Planning permission for the Jubilee Crown should not have been sought until an Equality Impact Assessment (EIA) was carried out, says an MLA.
The comments, by East Antrim Sinn Fein MLA Oliver McMullan, came as Mid and East Antrim Borough Council revealed that the EIA into the Circular Road structure will begin early next year.
Last week, the Times revealed that permanent planning permission for the structure had been granted. However, the council has highlighted that a final decision on whether to retain the sculpture has yet to be taken.
The crown was put in place without planning permission shortly before the Queen’s Diamond Jubilee in June 2012. Temporary planning permission was then gained retrospectively, but was due to lapse on December 1 this year.
The recent application for permanent planning permission, lodged by Mid and East Antrim Borough Council, was passed by a majority at the latest planning committee meeting.
However, Mr McMullan has told the Times that he believes the decision to go for planning permission should have been “held back” until the EIA was carried out.
“They are going through the back door for it,” he stated.

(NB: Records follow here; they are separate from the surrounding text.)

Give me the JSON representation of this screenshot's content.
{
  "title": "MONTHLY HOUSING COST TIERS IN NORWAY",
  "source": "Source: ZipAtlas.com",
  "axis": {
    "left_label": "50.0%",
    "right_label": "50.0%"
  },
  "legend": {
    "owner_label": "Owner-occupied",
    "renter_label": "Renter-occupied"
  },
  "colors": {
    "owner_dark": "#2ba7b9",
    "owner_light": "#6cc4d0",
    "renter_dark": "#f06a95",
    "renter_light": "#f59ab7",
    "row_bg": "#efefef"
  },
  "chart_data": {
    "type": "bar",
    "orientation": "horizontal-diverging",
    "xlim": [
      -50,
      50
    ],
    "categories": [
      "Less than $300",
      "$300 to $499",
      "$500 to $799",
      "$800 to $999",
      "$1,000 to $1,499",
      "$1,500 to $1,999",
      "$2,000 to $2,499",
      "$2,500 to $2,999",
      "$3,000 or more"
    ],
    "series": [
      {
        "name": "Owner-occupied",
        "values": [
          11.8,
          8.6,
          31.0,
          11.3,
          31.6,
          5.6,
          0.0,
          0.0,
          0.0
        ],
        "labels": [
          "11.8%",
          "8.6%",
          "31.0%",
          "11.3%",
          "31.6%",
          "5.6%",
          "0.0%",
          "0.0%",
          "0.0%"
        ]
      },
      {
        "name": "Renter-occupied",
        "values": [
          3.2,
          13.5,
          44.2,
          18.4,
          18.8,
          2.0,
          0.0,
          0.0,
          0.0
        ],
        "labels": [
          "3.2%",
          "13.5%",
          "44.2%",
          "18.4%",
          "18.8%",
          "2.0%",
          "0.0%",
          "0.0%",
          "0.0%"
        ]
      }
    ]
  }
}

“I am disappointed in the council and I don’t think this will turn out the right way.”
The EIA, which isnot linked with the planning application, is due to be carried out by the council’s cross-party Equality Working Group. While the group has no decision-making powers, it will send its recommendations to the Policy & Resources Committee.
DUP Alderman Gregg McKeen maintained this week: “The EIA is a completely separate subject. If we had waited until it was completed then planning permission for the crown would have expired. Now we have time and breathing space to consider the EIA.”
When asked why the EIA had not been completed before planning permission was sought, a council spokesperson stated: “Planning permission was sought to ensure that Council was not in breach of planning regulations and is not reflective of a final Council decision whether or not to retain the Crown sculpture.
“An EIA is a tool which is used to assess the impact of any policy decision on the wider community. This will include consideration of research, consultation on the impact of the policy and a report presented to Council for consideration, where all facts will be taken into consideration before a final decision is made.
“The EIA will commence in early 2016 and should take 6-12 months.”